At any rate, what you are doing is fine. Not to worry.


you are correct.

but so is the quote I think. it meant if you add it to straight acid, or salt water full of acids .... in that case, our rocks and sand would melt first, so a reef tank would never even get to that level :) seems like he just didnt make its point clear.
 
you are correct.

but so is the quote I think. it meant if you add it to straight acid, or salt water full of acids .... in that case, our rocks and sand would melt first, so a reef tank would never even get to that level :) seems like he just didnt make its point clear.

I mean, he seems to be describing what would happen if you added a titratable acid to a buffered solution of bicarbonate, but even then it's the acid that's dropping the pH, not the bicarbonate.

Perhaps there is a larger context to what he's saying that is causing me to miss something in the explanation, like maybe someone asked him what would happen if you added HCl to their tank? If that were the case I'd give the explanation the benefit of the doubt and say there were just somethings mistyped. IDK.

Nonetheless, no need to worry about baking soda crashing your pH :)
 
The post seems to have a lot of gibberish, at least as far as reefkeeping is concerned. Sodium bicarbonate can't drop the pH of your tank much, only a very small amount. I agree that comments about "conservative elements" don't make much sense. When he talks about "extensive ionization", for example, I have no idea what he means.

We can go through this post in more detail, if you're interested, but I agree that we might be missing some context that'd make it more coherent.
 
We can go through this post in more detail, if you're interested, but I agree that we might be missing some context that'd make it more coherent.
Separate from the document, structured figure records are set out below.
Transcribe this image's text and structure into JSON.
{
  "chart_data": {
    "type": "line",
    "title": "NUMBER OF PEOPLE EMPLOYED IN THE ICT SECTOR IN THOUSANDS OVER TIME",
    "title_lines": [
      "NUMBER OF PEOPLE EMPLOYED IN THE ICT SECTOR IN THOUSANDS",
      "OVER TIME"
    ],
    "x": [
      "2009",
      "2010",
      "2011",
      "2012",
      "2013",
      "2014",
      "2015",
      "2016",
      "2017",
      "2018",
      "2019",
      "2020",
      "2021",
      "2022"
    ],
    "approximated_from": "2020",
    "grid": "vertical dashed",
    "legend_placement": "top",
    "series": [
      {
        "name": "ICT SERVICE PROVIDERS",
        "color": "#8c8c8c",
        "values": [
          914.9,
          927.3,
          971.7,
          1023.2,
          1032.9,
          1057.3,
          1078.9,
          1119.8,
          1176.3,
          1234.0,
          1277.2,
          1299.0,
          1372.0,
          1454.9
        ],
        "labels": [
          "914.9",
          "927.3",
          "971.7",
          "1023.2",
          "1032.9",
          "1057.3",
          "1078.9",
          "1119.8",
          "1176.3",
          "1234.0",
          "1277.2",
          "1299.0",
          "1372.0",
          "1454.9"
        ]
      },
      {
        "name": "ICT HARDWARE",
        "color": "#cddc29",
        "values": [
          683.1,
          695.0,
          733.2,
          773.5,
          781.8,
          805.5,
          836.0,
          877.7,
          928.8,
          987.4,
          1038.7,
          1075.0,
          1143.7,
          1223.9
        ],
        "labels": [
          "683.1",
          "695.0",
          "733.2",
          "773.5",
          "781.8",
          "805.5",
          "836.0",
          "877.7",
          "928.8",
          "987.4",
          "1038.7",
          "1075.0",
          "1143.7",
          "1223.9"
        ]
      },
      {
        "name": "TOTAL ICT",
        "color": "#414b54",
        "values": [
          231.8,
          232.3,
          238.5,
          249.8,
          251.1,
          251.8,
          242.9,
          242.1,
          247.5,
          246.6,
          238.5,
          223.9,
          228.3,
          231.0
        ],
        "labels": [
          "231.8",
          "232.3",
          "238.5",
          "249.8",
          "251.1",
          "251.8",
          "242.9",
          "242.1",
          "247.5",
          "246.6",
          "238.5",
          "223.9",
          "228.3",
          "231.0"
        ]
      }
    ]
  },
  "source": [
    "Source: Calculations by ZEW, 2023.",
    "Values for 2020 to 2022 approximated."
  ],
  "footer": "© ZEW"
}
Thank you for your thoughts everyone. No....I don't need to go through the post in more detail. Thank you everyone for clarifying the relevant chemistry content of this post.
 
The post is gibberish and misleading unless it's way out of context. Someone trying to sound smart,name dropping too but badly confused most likely.
Where did the post originate? It's difficult to comment further without context.
Sodium bicarbonate will only drop pH a little if it's 8 plus or higher to start with as ADam noted.. If it's low it will raise it.
Natural seawater at pH8.2 and a salinity of 1.0264 contains 110 ppm bicrabonate and 20 ppm carbonate,fyi. At that ph, the carbonae will even out to approximately those levels with athmospheric CO2 governing the pH for the most part.
 
Where did the post originate? It's difficult to comment further without context.

The post was in response to a question about why PH drops with sodium bicarbonate. It was located in another forum. I will not give the name of the other forum since we are not supposed to direct RC users to other forums.

As I read the initial post, I'm wondering if the quote meant to suggest it is a quick drop in PH NOT a large drop. It sounds, however, like there are other errors in the understanding of reef chemistry according to the quote.